Two water jug problem in C++

In this tutorial, we will learn how to solve the two water jug problem in C++.

PROBLEM STATEMENT:

You are given two unmarked jugs with capacities x and y liters. Determine the moves to obtain exactly n liters of water in any of the two jugs or both by the end.
Given that:
1. There is infinite supply of water.
2. Both the jugs are empty at the beginning.
Operations allowed:
1. Empty /fill a jug completely with water.
2. Pour water from one jug to another until one of the jugs is either empty or full.

SOLUTION:

We will first see the steps to solve the given problem.

1. If it is possible to fill n liters of water using the two jugs with x and y liters.
It is possible only if
1. n<x or n<y
2. n%gcd(x,y) is equal to zero.
2. Fill x completely.
3. Pour x in y.
4. Empty y if it is full.
5. Check if x is empty or not. If x is not empty, repeat step 3-5. If x is empty, repeat steps 2-5.
6. Stop the process when n litres of water is obtained in any of the two jugs or both.

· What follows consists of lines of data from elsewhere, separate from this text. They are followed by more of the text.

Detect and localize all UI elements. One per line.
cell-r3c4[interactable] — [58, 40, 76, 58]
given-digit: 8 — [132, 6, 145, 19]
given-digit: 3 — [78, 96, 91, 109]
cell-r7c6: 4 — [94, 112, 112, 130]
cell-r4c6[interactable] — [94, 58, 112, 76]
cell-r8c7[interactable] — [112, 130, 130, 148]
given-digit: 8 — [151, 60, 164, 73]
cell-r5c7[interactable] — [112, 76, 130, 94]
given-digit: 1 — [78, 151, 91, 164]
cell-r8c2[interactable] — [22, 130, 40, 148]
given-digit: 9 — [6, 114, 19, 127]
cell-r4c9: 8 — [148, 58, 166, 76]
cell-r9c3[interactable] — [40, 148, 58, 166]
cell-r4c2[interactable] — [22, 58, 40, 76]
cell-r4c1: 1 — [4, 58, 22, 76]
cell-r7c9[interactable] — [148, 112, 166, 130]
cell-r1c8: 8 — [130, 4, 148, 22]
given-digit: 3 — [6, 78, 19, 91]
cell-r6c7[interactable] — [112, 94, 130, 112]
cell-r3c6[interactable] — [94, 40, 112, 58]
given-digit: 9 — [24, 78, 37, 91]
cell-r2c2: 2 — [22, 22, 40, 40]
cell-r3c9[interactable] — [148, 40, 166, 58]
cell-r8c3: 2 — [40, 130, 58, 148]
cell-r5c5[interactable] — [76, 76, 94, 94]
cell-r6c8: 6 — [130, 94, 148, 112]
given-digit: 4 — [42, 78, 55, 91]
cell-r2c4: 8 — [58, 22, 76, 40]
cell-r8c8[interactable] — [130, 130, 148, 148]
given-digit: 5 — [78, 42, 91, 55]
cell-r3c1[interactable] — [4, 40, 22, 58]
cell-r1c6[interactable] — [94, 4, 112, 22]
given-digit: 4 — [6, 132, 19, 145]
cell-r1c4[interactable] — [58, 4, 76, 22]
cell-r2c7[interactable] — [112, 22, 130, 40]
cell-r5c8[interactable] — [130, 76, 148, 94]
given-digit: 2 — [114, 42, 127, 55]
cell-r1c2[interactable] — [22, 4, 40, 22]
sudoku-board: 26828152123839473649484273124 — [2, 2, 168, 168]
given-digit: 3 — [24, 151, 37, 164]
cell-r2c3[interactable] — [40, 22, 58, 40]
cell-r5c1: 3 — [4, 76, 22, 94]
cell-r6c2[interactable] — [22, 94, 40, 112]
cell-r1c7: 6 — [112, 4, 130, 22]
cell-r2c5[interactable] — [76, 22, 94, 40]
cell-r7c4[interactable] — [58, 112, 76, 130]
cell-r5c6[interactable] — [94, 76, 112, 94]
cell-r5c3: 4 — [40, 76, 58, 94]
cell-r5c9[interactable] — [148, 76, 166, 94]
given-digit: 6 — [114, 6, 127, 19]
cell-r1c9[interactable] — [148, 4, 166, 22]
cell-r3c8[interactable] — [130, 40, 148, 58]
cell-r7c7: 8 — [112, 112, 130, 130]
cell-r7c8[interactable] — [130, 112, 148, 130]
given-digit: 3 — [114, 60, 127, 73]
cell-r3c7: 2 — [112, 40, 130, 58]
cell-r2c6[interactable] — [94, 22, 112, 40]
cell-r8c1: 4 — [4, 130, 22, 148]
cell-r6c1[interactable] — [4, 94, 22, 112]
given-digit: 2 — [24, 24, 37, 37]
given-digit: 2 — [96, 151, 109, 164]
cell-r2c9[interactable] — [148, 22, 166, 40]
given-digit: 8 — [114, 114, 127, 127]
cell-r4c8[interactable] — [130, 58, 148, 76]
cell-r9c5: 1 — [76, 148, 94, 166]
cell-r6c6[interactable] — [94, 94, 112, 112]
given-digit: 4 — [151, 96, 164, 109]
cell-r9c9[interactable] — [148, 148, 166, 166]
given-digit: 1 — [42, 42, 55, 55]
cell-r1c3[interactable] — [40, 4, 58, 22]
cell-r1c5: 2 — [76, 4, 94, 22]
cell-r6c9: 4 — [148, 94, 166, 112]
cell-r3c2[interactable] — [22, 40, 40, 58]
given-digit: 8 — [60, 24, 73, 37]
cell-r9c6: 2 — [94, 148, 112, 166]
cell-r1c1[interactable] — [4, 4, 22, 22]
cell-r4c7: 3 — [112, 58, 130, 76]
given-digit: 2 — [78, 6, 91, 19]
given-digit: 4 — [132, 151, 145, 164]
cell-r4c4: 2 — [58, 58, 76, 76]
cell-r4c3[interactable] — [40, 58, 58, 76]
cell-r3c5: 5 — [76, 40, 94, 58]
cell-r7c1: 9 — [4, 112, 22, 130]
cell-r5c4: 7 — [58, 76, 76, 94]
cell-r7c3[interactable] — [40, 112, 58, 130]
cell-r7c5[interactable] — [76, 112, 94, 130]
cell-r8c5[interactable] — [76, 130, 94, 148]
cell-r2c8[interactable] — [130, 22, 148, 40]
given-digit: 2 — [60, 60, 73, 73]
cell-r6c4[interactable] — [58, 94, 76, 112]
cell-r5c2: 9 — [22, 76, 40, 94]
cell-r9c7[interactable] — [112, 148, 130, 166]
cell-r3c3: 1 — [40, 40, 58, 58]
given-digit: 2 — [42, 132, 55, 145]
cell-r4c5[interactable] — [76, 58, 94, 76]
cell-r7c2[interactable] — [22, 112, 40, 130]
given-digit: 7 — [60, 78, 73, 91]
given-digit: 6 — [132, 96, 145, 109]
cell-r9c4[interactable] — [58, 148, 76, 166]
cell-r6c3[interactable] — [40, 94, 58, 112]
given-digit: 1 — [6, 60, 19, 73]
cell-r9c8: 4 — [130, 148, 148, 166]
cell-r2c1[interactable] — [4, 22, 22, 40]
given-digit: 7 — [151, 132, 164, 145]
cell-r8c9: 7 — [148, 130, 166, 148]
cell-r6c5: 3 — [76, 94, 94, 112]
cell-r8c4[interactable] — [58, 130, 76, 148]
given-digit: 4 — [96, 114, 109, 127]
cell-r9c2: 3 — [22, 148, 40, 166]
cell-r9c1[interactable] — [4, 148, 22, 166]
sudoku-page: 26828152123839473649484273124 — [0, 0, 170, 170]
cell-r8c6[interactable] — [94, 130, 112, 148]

Now, we will implement these steps using C++ code.

#include<bits/stdc++.h>
using namespace std;
int x;
int y;
void show(int a, int b);
int min(int w, int z)
{
if (w < z)
return w;
else
return z;
}
void show(int a, int b)
{
cout << setw(12) << a << setw(12) << b<<endl;
}
void s(int n)
{
int xq = 0, yq = 0;
int t;
cout << setw(15) <<"FIRST JUG"<< setw(15) <<"SECOND JUG"<<endl;
while (xq != n && yq!=n )
{
if (xq == 0)
{
xq = x;
show(xq, yq);
}
else if (yq == y)
{
yq = 0;
show(xq, yq);
}
else
{
t = min(y - yq, xq);
yq= yq + t;
xq = xq - t;
show(xq, yq);
}
}
}
int main()
{
int n;
cout << "Enter the liters of water required out of the two jugs: ";
cin >> n;
cout << "Enter the capacity of the first jug: ";
cin >> x;
cout << "Enter the capacity of the second jug: ";
cin >> y;
if(n<x || n<y)
{ if(n%(__gcd(x,y))==0)
s(n);
else
cout<<"This is not possible....\n";
}
else
cout<<"This is not possible....\n";
}

OUTPUT:

Enter the liters of water required out of the two jugs: 2

Enter the capacity of the first jug: 4

Enter the capacity of the second jug: 3

FIRST JUG          SECOND JUG
4                  0
1                  3
1                  0
0                  1
4                  1
2                  3

So, we have solved the two water jug problem in C++. I hope you enjoyed it.